Probably the most interesting scenarios involve sleeper eggs. Perhaps one of the characters has been exposed to an egg. Was it accidental or an assassination attempt? After about a month, the victim will know something is wrong. Simply finding out what the problem is could be an adventure in itself; and once diagnosed, either collecting the ingredients for the potion (or submitting to the surgery) has perils of its own. The GM should goad the players on with graphic descriptions of the excruciating abdominal pain one of the PCs is suffering.

Another scenario could involve the transport or selling of sleeper eggs. On the black market, a single egg will go for between $1,000 and $2,000. Perhaps the players find a packet of the eggs and don't know what they are. They might swallow a few, or they might take them to a greedy naturalist.
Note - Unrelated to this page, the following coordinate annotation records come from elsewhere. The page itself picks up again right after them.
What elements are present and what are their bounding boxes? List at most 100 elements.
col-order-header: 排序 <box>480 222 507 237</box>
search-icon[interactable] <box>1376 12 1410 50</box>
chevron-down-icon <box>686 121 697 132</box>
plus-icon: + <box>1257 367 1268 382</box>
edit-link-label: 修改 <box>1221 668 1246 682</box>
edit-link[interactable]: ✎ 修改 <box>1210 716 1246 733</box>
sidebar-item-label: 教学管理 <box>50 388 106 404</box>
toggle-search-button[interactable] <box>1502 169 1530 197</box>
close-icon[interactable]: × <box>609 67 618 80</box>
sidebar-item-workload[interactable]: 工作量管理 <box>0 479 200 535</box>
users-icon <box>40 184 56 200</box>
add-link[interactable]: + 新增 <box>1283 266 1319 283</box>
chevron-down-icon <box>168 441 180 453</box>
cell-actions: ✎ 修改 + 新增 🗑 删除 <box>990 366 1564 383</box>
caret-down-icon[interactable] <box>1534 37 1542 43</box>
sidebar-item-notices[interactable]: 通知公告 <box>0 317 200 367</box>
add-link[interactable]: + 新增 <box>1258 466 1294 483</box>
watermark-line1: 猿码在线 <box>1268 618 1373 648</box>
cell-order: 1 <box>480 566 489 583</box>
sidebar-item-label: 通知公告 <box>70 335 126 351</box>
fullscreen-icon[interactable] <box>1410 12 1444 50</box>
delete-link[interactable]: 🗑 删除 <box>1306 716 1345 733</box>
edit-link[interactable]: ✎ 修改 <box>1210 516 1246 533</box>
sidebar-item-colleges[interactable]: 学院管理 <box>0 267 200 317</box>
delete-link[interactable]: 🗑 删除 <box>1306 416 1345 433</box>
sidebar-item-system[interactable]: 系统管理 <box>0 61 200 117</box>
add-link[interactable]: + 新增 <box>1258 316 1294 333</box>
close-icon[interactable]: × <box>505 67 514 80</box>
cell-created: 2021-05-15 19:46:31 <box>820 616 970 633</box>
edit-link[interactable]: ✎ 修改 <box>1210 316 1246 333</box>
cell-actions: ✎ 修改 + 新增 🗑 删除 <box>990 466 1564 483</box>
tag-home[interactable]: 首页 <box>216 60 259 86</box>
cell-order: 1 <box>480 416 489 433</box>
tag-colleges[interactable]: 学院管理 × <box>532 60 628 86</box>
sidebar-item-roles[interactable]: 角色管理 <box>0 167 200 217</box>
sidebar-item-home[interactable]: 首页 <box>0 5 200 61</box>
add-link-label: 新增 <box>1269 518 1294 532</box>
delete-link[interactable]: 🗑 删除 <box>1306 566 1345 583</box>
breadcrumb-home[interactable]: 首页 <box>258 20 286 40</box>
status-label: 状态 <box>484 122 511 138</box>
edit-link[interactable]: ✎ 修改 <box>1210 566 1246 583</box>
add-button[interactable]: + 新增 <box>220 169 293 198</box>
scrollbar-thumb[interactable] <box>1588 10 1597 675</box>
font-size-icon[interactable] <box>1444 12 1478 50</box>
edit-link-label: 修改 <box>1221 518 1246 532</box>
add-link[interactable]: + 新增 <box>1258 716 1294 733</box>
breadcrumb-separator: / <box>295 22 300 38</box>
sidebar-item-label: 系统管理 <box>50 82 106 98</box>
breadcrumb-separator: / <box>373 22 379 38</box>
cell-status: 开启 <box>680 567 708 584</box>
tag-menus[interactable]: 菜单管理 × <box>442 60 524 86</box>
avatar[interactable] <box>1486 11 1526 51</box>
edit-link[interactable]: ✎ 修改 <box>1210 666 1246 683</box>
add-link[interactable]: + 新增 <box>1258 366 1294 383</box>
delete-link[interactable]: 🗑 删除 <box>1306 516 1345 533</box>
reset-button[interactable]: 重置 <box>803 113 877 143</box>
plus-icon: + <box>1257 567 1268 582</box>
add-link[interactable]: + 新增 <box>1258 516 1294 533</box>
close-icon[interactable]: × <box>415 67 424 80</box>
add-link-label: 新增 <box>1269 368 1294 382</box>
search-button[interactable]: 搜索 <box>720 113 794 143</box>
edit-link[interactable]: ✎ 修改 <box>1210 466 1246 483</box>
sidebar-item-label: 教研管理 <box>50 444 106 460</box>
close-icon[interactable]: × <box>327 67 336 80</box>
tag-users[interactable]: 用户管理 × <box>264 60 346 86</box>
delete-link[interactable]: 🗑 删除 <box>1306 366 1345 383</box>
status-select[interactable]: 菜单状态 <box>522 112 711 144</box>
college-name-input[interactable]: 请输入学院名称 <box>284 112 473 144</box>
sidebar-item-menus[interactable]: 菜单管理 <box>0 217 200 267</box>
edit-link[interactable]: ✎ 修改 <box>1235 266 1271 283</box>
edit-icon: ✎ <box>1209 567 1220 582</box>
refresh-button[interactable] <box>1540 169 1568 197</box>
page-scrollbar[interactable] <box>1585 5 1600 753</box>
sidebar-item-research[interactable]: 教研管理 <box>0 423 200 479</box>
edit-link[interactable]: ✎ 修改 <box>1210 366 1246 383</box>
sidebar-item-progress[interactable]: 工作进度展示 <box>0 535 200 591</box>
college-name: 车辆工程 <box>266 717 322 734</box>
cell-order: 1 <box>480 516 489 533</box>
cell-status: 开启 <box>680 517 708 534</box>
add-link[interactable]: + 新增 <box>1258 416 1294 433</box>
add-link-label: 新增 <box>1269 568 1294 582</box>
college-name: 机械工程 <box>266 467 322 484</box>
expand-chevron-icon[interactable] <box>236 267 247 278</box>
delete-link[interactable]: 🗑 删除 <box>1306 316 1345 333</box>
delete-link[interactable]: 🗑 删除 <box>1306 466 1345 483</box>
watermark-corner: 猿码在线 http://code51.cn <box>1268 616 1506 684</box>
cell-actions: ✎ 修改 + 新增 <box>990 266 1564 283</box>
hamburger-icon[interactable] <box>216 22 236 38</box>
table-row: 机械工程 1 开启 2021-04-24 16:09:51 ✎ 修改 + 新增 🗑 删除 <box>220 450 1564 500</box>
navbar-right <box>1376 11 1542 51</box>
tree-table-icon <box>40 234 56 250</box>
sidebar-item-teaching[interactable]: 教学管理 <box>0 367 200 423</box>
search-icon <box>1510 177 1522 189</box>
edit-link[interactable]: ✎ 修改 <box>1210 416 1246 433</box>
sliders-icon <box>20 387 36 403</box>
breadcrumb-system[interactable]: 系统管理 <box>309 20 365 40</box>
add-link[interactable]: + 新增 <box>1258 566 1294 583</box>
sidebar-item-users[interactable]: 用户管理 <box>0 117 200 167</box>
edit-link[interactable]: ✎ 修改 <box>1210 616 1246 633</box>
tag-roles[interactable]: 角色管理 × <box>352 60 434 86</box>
Possession of sleeper eggs should carry a stiff penalty. Known dealers of sleeper eggs have a -3 reaction, even from other underworld figures. However, they are also greatly feared.

Professional sleeper hunters do exist. Depending on the situation, a naturalist will pay $500 to $1,000 for a sleeper brain. One brain will make one potion. Sleepers store fat in their tails, which makes them good eating. A restaurant will pay $250 for a full-grown sleeper tail.

Sleeper hunters have access to sleeper eggs, and they will have a -1 reaction penalty, even if they are honest.

In a fantasy setting, sleepers would make a good ally to the Fish Men. Perhaps Fish Men have planted sleeper eggs in dry regions for the day that the waters return. In a space setting, the sleeper is a good alien creature for a desert planet. In a modern-day setting, sleeper eggs would be method of torture and/or assassination. And in a horror setting . . . well, do you need an excuse for something this nasty in a horror setting?